En outre, on peut pen­ser à sur­veiller les taux d’anticorps d’auto-immunité. Comme dans tout autre diag­nos­tic, le pro­fes­sion­nel peut faire un exa­men phy­sique et une ana­mnèse. Cette der­nière peut per­mettre d’évoquer l’antécédent de vac­cin conte­nant l’aluminium. L’examen phy­sique doit per­mettre de détec­ter les symp­tômes de la myo­fas­ciite à macrophage.

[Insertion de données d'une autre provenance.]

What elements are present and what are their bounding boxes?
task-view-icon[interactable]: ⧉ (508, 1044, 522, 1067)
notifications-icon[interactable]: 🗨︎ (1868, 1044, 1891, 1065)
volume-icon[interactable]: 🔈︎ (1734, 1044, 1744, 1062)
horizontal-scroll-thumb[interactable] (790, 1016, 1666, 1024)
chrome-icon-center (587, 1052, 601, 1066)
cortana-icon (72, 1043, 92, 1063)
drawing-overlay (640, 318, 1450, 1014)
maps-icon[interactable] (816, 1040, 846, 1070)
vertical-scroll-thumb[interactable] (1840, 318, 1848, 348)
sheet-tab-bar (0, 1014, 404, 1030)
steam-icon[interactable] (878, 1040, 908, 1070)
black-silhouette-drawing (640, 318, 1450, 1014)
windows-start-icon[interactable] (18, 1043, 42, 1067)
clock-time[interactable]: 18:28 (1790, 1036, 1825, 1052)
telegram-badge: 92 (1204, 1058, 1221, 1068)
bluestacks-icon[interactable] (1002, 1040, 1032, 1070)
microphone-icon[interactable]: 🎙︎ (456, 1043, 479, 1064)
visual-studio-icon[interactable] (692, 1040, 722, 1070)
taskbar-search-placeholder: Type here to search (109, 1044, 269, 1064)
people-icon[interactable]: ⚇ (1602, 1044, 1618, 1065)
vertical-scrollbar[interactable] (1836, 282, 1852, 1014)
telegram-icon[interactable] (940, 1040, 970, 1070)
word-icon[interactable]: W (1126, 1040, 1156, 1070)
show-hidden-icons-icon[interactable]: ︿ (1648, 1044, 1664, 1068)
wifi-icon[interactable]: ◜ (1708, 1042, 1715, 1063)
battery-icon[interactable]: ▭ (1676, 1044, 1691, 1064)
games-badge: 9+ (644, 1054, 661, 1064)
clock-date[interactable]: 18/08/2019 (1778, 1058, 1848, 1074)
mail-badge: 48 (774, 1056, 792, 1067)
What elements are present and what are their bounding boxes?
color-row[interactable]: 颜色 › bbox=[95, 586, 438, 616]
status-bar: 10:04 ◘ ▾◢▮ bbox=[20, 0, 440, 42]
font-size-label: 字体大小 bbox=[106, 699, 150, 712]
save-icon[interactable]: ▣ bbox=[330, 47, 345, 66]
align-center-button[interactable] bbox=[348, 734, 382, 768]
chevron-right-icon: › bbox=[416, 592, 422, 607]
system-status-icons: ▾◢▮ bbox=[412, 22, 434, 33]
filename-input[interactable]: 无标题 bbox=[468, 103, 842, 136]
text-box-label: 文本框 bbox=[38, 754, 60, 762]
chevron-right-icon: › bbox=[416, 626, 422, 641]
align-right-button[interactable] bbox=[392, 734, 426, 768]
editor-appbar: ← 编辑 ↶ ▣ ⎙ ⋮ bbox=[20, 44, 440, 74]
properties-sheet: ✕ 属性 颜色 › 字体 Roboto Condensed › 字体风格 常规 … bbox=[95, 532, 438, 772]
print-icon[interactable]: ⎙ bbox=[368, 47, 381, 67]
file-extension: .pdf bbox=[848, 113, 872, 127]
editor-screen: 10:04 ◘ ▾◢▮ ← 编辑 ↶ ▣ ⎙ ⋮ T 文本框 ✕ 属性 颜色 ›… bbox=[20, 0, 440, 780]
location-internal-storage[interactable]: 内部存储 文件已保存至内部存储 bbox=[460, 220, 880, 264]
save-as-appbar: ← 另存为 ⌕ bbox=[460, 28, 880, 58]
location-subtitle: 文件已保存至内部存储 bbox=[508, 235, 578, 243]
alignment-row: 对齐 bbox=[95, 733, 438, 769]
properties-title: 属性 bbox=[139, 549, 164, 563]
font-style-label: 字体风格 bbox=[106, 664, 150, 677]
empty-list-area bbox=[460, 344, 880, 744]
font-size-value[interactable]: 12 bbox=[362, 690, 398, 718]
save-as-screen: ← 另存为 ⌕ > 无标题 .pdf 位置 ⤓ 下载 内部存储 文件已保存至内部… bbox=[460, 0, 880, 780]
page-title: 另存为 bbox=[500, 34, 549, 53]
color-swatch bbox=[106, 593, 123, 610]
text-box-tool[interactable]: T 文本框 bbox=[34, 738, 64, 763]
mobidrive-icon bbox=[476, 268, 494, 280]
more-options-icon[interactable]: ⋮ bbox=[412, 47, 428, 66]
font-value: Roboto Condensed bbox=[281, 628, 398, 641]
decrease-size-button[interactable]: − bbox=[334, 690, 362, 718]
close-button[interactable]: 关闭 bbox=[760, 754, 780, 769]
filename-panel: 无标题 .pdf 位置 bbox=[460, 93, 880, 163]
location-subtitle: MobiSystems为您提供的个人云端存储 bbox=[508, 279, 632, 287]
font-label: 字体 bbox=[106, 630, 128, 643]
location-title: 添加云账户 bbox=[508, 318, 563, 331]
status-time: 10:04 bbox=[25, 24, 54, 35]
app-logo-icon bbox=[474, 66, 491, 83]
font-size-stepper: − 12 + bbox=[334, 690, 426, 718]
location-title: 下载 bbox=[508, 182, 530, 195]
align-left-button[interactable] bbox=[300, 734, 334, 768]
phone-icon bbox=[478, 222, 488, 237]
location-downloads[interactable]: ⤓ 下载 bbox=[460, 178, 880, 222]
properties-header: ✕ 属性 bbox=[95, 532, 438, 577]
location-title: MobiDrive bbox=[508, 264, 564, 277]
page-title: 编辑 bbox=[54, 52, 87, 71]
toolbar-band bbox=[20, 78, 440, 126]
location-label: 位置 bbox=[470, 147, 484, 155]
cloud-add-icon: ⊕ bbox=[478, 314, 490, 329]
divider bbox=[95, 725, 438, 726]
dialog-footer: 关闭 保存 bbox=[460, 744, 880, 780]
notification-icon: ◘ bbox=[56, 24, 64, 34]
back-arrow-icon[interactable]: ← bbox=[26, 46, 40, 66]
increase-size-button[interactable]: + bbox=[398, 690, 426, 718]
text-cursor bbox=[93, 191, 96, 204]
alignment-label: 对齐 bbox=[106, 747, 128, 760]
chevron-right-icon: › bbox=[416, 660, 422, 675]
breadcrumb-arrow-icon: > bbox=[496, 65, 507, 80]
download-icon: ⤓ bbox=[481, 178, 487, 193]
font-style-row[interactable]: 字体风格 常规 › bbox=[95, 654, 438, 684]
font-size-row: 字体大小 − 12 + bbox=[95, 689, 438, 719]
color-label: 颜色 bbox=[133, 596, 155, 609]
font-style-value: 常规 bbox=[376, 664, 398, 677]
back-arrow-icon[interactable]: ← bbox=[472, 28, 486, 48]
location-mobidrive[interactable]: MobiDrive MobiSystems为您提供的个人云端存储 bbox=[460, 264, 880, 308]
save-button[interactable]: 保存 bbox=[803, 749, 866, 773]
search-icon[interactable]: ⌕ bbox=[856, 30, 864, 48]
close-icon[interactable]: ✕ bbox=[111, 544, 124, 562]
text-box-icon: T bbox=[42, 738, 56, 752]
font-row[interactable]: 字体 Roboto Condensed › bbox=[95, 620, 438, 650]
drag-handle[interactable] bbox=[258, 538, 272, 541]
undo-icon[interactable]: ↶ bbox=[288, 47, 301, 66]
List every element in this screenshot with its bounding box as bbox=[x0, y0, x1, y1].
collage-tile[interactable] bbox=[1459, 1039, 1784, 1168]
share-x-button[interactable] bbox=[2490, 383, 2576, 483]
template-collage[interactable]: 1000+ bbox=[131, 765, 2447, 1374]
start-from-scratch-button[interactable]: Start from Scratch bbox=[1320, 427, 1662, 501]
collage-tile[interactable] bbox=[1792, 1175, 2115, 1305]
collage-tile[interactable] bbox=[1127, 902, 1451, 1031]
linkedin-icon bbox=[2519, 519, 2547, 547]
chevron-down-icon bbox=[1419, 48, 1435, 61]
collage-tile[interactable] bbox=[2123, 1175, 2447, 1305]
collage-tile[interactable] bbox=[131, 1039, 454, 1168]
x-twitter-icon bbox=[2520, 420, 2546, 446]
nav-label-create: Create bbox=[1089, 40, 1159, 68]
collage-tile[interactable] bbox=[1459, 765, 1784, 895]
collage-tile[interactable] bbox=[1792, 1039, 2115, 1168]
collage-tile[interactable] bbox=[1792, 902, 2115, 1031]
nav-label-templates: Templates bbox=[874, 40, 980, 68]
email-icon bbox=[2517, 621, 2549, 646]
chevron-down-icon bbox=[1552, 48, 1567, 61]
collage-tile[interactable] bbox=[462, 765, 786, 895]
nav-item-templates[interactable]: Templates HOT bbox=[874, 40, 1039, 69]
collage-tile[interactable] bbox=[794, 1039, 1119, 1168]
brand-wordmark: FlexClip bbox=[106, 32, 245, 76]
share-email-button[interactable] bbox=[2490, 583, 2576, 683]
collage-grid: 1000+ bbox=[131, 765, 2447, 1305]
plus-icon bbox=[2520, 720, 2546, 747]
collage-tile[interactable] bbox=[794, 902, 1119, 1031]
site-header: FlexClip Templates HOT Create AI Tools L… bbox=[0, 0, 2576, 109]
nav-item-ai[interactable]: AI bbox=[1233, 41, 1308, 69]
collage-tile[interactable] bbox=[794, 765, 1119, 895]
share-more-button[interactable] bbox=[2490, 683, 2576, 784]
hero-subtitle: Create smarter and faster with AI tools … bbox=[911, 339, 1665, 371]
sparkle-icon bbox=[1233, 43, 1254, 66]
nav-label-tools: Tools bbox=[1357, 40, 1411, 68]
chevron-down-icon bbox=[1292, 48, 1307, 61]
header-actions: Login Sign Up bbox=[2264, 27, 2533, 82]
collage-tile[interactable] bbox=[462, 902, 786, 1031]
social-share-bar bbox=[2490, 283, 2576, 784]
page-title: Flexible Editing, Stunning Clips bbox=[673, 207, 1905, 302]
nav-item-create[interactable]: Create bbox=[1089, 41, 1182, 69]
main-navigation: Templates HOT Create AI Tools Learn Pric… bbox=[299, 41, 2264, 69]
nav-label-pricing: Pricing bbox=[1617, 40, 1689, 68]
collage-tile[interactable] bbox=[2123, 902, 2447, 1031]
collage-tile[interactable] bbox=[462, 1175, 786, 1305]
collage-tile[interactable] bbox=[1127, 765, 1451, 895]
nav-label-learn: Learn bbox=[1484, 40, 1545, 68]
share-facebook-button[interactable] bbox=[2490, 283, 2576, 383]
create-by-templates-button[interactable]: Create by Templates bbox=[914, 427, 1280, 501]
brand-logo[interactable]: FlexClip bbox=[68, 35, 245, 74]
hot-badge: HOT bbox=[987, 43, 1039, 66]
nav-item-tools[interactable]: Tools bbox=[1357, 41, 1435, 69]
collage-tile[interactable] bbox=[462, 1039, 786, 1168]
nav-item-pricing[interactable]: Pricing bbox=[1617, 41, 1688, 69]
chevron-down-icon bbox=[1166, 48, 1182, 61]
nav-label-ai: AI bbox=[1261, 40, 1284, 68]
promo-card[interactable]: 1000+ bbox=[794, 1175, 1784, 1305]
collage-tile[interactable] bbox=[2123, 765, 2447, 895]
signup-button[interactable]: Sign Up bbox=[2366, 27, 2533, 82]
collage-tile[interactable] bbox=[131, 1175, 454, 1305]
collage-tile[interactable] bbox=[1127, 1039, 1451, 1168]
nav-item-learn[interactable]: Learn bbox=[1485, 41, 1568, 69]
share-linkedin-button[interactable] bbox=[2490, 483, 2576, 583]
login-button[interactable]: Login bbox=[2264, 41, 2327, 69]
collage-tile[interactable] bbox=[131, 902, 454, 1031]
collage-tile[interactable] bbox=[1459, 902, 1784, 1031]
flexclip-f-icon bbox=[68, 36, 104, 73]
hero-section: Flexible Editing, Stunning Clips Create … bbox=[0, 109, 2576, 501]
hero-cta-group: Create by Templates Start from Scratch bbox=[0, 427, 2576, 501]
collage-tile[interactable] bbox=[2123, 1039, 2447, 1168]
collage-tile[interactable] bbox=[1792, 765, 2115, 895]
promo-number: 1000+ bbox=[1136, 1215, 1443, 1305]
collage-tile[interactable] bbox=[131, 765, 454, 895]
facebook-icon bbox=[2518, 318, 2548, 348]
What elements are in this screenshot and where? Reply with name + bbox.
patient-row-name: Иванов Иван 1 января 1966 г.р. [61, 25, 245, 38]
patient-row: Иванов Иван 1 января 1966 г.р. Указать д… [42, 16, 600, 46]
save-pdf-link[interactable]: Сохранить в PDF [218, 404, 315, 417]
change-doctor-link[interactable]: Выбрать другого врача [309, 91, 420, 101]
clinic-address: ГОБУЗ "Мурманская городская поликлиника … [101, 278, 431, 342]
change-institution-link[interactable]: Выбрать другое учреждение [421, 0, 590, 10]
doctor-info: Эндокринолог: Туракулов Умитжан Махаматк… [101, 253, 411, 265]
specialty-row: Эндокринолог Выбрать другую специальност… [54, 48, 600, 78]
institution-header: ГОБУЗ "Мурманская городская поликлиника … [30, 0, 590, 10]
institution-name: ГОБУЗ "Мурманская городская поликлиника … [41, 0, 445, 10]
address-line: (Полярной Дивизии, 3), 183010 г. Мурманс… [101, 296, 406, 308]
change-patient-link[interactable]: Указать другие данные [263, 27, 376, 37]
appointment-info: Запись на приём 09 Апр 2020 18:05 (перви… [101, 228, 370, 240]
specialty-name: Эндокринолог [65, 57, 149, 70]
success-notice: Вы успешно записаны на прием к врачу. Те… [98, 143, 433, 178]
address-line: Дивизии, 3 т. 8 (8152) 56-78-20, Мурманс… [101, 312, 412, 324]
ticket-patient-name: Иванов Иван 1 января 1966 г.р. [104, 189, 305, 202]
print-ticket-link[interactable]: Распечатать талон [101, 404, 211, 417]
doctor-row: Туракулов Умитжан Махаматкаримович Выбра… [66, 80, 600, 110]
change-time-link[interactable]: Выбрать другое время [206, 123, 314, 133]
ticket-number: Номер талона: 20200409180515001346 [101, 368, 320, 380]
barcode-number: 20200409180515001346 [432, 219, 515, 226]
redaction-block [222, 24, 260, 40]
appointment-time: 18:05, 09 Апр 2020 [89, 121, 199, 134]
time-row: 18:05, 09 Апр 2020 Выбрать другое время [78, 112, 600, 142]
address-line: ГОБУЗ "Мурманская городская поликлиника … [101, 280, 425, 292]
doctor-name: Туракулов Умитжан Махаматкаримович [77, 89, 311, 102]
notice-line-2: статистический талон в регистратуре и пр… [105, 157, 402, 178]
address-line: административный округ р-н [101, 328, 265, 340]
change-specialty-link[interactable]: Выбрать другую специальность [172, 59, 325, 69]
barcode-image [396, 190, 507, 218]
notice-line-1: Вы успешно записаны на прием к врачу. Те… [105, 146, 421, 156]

Myofasciite à macrophages : traitement

À l’heure actuelle, il n’existe aucun trai­te­ment pour la myo­fas­ciite à macro­phages. Ain­si, les per­sonnes qui en sont atteintes ne peuvent sou­la­ger leurs symp­tômes qu’en uti­li­sant des trai­te­ments qui ciblent cha­cun d’eux.

On a pu obser­ver l’évolution de cer­tains cas trai­tés. Par exemple, il y aurait eu une nette amé­lio­ra­tion des symp­tômes chez des per­sonnes trai­tées avec des cor­ti­coïdes et des anti­bio­tiques pen­dant quelques semaines ou jours.

De même, de nom­breux patients qui souf­fraient de la myo­fas­ciite à macro­phage ont pris de l’hydroxychloroquine et de la chlo­ro­quine.

Un nombre impor­tant de patients atteints de myo­fas­ciite à macro­phages avaient pris de la chlo­ro­quine ou de l’hydroxychloroquine. On a pu noter aus­si une amé­lio­ra­tion de leur état. En effet, ces deux médi­ca­ments sont sus­cep­tibles d’inhiber la sécré­tion des macro­phages de l’interleukine, d’où leur infil­tra­tion. Ces deux obser­va­tions seraient-elles des pistes pour la recherche d’un trai­te­ment effi­cace contre la myo­fas­ciite à macro­phages ? On le sau­rait bien dans peu d’années, car les recherches scien­ti­fiques conti­nuent d’être mises en œuvre, aus­si bien en France que dans les autres pays.